こんにちは、指導部の戸田です。
自然林のような森に入って見上げると、空をほとんど隙間なく葉っぱが覆っている風景が見られます。
里山林のような木漏れ日はあまり見られません。
このような森では両隣の木々がお互いに干渉しないように、上手いこと空間を取り合っているのですね。
今風に言うと木々の“ソーシャルディスタンス”、一般的にはクラウン・シャイネス(シャイな樹冠)といいます。

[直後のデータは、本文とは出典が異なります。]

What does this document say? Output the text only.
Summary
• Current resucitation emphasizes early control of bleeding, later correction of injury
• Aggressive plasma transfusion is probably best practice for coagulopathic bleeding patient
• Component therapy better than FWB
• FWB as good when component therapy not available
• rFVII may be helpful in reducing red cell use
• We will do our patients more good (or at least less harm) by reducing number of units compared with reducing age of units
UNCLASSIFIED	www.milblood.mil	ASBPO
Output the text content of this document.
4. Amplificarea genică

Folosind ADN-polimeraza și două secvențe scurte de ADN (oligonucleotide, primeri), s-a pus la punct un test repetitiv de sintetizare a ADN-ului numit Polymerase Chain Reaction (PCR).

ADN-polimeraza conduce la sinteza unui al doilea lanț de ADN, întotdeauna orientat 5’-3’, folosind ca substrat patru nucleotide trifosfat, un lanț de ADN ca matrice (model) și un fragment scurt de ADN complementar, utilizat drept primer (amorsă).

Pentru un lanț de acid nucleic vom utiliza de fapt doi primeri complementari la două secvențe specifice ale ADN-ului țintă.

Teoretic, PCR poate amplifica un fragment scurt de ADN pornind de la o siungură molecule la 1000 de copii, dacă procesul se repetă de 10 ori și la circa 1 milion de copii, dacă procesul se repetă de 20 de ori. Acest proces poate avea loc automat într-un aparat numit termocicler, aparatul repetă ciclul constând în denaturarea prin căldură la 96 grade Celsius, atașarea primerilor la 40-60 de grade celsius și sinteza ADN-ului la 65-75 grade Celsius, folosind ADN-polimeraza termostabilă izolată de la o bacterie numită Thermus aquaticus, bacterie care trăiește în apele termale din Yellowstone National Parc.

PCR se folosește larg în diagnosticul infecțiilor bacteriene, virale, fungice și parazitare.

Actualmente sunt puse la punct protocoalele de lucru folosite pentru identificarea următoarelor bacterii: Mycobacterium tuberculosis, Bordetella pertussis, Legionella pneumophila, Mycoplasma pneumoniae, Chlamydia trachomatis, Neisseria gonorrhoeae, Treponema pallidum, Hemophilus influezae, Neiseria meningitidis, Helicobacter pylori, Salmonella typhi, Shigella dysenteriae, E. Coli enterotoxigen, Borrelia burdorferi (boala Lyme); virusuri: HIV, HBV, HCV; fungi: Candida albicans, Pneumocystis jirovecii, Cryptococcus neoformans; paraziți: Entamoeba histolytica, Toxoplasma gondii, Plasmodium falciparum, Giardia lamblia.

地球に降り注ぐ太陽の光を上層部で余すところなく受け止めているのです。
上部の一番よく光が当たる部分には薄い赤色から黄緑色の若い葉っぱが生えています。
一方であまり光が当たらなくなった下部の葉っぱは秋でもないのに茶色になって落葉しかかっています。
木は光合成によって成長します。
生き延びるために、少しでも早く、そして多くの光を得ようと空間に枝葉を伸ばし、自分の領域を広げるよう努力しているのです。
いわばは木々の光獲得競争の結果とも言えます。
よく森林はメンタルヘルスを向上させるシーンおいて広く利用され、木の緑は目に優しい、ストレスを解消するといわれます。
今回触れた光をめぐる本件は生態学者の間では毎度注目されるテーマですが、その裏で今日も森では熾烈<しれつ>な生存競争が繰り広げられているのはあまり知られていません。
まるで現代社会を鏡に映したかのようですね。
次回は、葉っぱに代表されるような「緑」を表す伝統的な色名について考えてみたいと思います。
ここまで読んでいただき、ありがとうございました。